L’anonymisation des procédures, n’apparaît pas dans le texte mais se trouve confirmée par l’avis du Conseil d’État : l’agence pourra saisir elle-même la justice, en lieu et place des lanceurs d’alerte qui souhaiteraient rester anonymes. Cela ne les protégera toutefois pas des enquêtes internes menées par leurs employeurs. Et rien n’est précisé sur l’anonymisation des lanceurs d’alerte hors périmètre de l’AMF et de l’APCR.
Les mêmes lanceurs d’alerte financiers ne pourront pas faire l’objet d’un licenciement, d’une sanction, d’une mesure discriminatoire, directe ou indirecte, notamment en matière de rémunération ou d’évolution professionnelle, ou toute autre mesure défavorable.
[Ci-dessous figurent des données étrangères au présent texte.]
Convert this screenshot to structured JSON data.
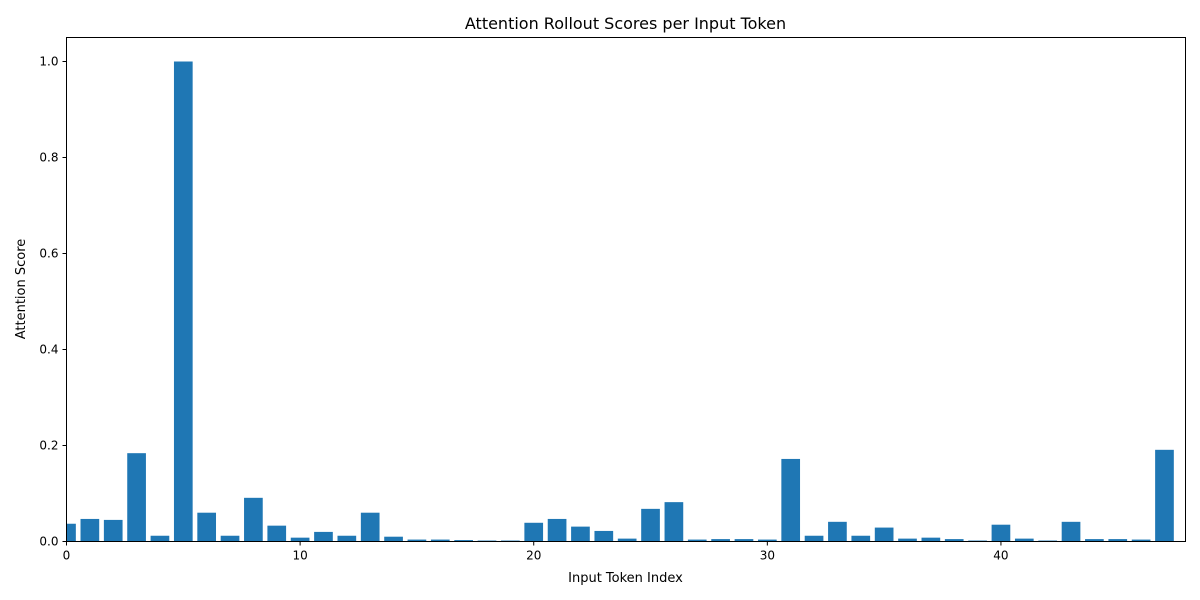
{
  "chart_data": {
    "type": "bar",
    "title": "Attention Rollout Scores per Input Token",
    "xlabel": "Input Token Index",
    "ylabel": "Attention Score",
    "xlim": [
      0,
      47.9
    ],
    "ylim": [
      0,
      1.05
    ],
    "xticks": [
      0,
      10,
      20,
      30,
      40
    ],
    "yticks": [
      0.0,
      0.2,
      0.4,
      0.6,
      0.8,
      1.0
    ],
    "ytick_labels": [
      "0.0",
      "0.2",
      "0.4",
      "0.6",
      "0.8",
      "1.0"
    ],
    "grid": false,
    "bar_color": "#1f77b4",
    "x": [
      0,
      1,
      2,
      3,
      4,
      5,
      6,
      7,
      8,
      9,
      10,
      11,
      12,
      13,
      14,
      15,
      16,
      17,
      18,
      19,
      20,
      21,
      22,
      23,
      24,
      25,
      26,
      27,
      28,
      29,
      30,
      31,
      32,
      33,
      34,
      35,
      36,
      37,
      38,
      39,
      40,
      41,
      42,
      43,
      44,
      45,
      46,
      47
    ],
    "values": [
      0.037,
      0.047,
      0.045,
      0.184,
      0.012,
      1.0,
      0.06,
      0.012,
      0.091,
      0.033,
      0.008,
      0.02,
      0.012,
      0.06,
      0.01,
      0.004,
      0.004,
      0.003,
      0.002,
      0.002,
      0.039,
      0.047,
      0.031,
      0.022,
      0.006,
      0.068,
      0.082,
      0.004,
      0.005,
      0.005,
      0.004,
      0.172,
      0.012,
      0.041,
      0.012,
      0.029,
      0.006,
      0.008,
      0.005,
      0.002,
      0.035,
      0.006,
      0.002,
      0.041,
      0.005,
      0.005,
      0.004,
      0.191
    ]
  }
}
Mais trop souvent, l’interdiction permet seulement de contester un licenciement ou une sanction qui a déjà eu lieu. Le lanceur d’alerte se bat alors dans une procédure de réintégration ou d’indemnisation qui peut durer plusieurs années, surtout quand l’employeur multiplie recours et appels. De plus le lanceur d’alerte a peu de chances de retrouver un emploi dans la même activité. Rien n’est prévu pour l’aider à traverser cette rupture, aucune compensation financière notamment. Elle est réclamée par les associations de lutte contre la corruption ou le blanchiment d’argent.

Dans le privé, les lanceurs d’alerte sont à la rue

Concrètement, le texte n’organise pas encore de véritable parcours d’alerte que les témoins de malversations pourraient suivre. « Dans le secteur privé les lanceurs d’alerte sont à la rue et risquent même la prison, s’insurge André Jacquemet, consultant pour le cabinet de compliance Global BPA. Il y a encore matière à travailler pour assurer leur protection ». Enfin, le secret des affaires pourrait être opposé au droit d’alerte car dénoncer des faits de corruption signifie dénoncer des montages financiers. Une directive sur le secret des affaires a été votée le 13 avril 2016 au Parlement européen. Quels arbitrages législatifs puis judiciaires seront effectués en France ?

Tout pourra encore évoluer en mai 2016 : le projet de loi devrait être complété par un statut homogène du lanceur d’alerte, quel que soit son domaine d’intervention : corruption, fraude fiscale, abus de marché, renseignement… L’onde de choc des Panama papers devrait motiver les parlementaires à améliorer le texte, encouragés par Michel Sapin qui ne pouvait que déclarer sur le plateau de France 2 dans l’émission Cash Investigation du 5 avril : « Si les députés veulent renforcer la protection des lanceurs d’alerte, ils ont le devoir de le faire. » Un devoir auquel le gouvernement ne s’estime manifestement pas tenu.